Book by Sterling Seagrave

Lords of the Rim is a book written by American historian Sterling Seagrave. It was first published in 1995, then substantially updated in a second edition published in 2010. It is a history of Chinese expatriate economics written for the lay person and has received mixed reviews. Presenting an in-depth overview of the outstanding success of expatriate Chinese business people around the Pacific Rim, the author begins with a potted history of China's finance and business practices over the last three thousand years and the political reasons for the first tide of entrepreneurs to chance their luck overseas.

==Outline==
Over the last two to three thousand years, Chinese expatriates have gained a firm trade and business foothold in almost every country around the Pacific Rim area, from Vietnam and Indochina to the West Coast of the United States and Canada.

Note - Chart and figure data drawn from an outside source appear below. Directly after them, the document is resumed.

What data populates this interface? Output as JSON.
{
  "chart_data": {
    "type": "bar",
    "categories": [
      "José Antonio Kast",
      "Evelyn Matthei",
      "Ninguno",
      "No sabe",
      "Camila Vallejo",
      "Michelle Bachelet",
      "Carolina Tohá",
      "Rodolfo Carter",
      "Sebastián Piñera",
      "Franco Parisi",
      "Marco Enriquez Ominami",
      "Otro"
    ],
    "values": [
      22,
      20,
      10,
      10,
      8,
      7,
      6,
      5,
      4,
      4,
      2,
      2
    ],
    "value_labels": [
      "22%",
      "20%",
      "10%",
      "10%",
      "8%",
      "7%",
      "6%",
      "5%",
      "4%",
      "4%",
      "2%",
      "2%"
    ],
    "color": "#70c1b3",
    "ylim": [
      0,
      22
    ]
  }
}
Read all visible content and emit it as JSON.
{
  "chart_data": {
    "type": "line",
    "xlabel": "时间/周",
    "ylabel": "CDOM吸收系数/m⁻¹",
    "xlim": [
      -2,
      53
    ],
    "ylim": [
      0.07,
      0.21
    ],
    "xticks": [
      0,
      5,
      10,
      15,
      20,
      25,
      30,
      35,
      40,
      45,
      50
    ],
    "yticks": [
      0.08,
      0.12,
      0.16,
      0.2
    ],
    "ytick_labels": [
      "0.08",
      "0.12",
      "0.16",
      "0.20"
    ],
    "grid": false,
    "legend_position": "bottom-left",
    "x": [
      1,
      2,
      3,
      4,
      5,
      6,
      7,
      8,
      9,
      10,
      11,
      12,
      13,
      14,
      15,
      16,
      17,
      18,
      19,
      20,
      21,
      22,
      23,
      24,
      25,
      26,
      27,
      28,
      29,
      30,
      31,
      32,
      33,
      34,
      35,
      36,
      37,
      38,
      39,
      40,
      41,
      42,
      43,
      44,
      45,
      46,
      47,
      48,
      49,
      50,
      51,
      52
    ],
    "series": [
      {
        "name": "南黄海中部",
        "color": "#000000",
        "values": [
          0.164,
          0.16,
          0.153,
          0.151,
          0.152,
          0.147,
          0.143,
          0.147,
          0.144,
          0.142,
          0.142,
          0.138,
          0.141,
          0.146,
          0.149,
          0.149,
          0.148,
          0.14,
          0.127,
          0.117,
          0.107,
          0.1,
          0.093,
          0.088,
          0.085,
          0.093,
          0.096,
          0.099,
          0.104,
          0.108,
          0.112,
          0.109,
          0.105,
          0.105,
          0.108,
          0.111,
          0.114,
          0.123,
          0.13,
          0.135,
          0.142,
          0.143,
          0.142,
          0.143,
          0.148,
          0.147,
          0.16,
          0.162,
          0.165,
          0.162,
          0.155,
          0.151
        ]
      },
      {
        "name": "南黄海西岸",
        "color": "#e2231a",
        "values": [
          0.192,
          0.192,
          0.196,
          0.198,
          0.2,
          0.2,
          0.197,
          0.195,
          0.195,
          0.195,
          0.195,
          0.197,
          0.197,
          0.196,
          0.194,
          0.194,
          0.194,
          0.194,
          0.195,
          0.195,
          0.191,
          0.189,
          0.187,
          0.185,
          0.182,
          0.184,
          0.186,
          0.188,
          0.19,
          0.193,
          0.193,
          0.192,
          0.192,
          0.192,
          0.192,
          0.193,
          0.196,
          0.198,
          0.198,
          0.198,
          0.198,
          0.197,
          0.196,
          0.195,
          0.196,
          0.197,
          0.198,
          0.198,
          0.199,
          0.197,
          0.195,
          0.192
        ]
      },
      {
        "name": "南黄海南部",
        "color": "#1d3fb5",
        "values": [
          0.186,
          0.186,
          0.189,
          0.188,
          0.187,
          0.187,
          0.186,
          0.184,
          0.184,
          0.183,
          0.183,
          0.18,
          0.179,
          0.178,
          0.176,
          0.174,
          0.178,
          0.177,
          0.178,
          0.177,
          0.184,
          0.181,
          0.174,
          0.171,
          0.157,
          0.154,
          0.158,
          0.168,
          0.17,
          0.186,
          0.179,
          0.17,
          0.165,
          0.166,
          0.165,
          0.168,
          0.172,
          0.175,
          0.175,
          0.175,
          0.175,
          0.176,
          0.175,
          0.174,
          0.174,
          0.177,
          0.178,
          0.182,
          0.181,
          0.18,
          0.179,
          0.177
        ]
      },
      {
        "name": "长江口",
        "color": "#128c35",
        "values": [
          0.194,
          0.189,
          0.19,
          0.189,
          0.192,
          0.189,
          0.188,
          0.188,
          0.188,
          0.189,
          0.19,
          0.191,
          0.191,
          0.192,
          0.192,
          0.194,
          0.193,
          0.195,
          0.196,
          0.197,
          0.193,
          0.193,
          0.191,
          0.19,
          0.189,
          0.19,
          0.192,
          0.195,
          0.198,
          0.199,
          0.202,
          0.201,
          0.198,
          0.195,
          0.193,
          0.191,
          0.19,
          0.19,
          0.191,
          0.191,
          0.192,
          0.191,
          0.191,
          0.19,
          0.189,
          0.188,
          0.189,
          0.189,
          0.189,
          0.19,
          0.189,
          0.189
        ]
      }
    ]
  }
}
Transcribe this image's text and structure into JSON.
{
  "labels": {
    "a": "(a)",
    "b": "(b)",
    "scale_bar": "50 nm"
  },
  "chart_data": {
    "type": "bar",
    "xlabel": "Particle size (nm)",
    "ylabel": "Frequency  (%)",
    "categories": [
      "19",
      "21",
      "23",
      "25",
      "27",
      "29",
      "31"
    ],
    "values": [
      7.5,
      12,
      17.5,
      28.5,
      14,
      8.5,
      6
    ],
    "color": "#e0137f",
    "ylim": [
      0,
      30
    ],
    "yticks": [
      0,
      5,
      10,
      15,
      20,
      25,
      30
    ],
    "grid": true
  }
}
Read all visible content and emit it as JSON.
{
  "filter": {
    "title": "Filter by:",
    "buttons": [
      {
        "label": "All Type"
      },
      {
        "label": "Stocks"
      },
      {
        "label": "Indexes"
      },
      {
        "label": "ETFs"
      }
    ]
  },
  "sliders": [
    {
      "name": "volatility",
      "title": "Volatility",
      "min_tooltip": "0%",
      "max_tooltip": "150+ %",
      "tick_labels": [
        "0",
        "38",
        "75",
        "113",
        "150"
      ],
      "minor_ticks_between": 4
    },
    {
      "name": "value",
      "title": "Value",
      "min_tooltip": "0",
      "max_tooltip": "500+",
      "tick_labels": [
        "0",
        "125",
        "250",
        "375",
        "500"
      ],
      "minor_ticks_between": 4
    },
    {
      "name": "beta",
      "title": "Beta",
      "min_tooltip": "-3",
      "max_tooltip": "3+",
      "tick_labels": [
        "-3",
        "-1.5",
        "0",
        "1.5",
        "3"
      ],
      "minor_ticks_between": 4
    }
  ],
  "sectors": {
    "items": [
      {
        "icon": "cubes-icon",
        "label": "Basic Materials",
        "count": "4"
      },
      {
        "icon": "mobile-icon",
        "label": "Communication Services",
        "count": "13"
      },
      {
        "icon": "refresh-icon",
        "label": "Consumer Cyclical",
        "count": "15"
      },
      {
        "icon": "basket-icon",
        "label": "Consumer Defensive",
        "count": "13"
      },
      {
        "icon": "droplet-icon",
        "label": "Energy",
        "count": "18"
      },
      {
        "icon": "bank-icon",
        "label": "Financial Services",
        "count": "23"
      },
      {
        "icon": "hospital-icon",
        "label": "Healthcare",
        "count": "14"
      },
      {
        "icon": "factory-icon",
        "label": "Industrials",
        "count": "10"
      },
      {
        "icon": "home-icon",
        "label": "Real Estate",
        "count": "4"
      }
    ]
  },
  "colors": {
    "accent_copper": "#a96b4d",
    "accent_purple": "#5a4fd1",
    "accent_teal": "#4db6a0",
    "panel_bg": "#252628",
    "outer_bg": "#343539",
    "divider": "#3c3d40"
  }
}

Seagrave attempts to disclose the way these Chinese merchants do business, with each other and with others. He claims that many of these entrepreneurs, despite how many years or centuries they may have been settled in a particular country hold no real allegiance to any government or people except their ancestral clans and ‘home’ villages in China. The author also reveals some of the dubious and aggressive business practices these Lords of the Rim have adopted and mastered over the years. These tactics and their traditional work ethos go some way to explain their astonishing success in the past and up to the present day.